En las profundidades de la costa oeste india, la arqueología submarina acaba de dar un golpe sobre la mesa. Lo que parecía mito podría tener bases reales: una ciudad milenaria, un bosque sumergido y estructuras que desafían los cronogramas históricos conocidos. El hallazgo de las posibles ruinas de Dwarka sacude tanto a la ciencia como a la espiritualidad.
Dwarka: Entre la mitología y la realidad

Según los textos sagrados hindúes como el Mahabharata y el Bhagavata Purana, Dwarka fue una ciudad fastuosa mandada a construir por el dios Krishna. Con templos, avenidas y edificios cubiertos de oro y piedras preciosas, se dice que desapareció bajo las aguas tras la muerte del dios, cumpliendo una profecía ancestral.
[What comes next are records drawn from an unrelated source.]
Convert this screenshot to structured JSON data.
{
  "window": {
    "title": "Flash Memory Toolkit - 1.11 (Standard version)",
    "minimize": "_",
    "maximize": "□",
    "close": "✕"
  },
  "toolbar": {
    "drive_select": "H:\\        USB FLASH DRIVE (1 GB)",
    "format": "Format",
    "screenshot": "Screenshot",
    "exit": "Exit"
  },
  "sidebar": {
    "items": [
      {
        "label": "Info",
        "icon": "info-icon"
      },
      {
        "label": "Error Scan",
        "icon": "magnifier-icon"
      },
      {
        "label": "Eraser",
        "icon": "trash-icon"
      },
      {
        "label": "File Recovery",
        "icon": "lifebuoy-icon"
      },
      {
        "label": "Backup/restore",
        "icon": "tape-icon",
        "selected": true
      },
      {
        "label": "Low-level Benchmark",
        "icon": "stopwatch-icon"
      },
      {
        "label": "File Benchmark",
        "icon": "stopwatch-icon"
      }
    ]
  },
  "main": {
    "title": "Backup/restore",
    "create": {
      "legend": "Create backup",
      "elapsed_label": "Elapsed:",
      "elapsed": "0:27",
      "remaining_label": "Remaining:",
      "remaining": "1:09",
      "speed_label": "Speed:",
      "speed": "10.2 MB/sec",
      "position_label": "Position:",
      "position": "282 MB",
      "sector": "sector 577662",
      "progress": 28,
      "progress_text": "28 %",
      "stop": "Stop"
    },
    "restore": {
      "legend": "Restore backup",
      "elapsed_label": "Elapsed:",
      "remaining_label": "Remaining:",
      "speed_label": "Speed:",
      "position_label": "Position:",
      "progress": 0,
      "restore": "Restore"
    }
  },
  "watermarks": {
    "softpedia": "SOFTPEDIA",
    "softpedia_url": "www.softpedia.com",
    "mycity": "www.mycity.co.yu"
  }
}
Durante siglos se consideró parte del folclore religioso, pero su mención constante en la tradición oral y escrita mantuvo viva la curiosidad. Estas leyendas fueron el motor que impulsó a científicos y arqueólogos a explorar las profundidades del golfo de Khambhat con un objetivo claro: hallar rastros tangibles que confirmen que Dwarka no era solo un mito.
Las ruinas que desafiaron la línea del tiempo
En 2001, un grupo de arqueólogos marinos encontró lo inesperado: estructuras geométricas, muros, caminos e indicios claros de urbanización a 40 metros bajo el mar. Lo que más sorprendió fueron los resultados de las dataciones con carbono 14: fragmentos orgánicos recuperados del lugar mostraban una antigüedad de entre 9.000 y 12.000 años.
Este descubrimiento ubicaría a las ruinas como anteriores a las civilizaciones de Mesopotamia y Egipto, tradicionalmente consideradas los orígenes de la vida urbana. Si se confirma su naturaleza humana, estaríamos ante la ciudad más antigua jamás registrada, y la historia de la civilización humana tendría que reescribirse desde el principio.
Entre la duda científica y la fe cultural

El hallazgo, aunque fascinante, no está exento de polémica. Algunos expertos sostienen que las formaciones podrían ser resultado de procesos geológicos naturales. Otros, sin embargo, apoyan la hipótesis de que se trata de una ciudad antigua real, y que Dwarka existió como se describe en los textos religiosos.
La comunidad científica aún debate, pero lo cierto es que este hallazgo ha revitalizado una conversación global sobre los límites entre mito y realidad. Mientras la ciencia avanza en nuevas exploraciones, el misterio de Dwarka continúa capturando la imaginación de creyentes y escépticos por igual.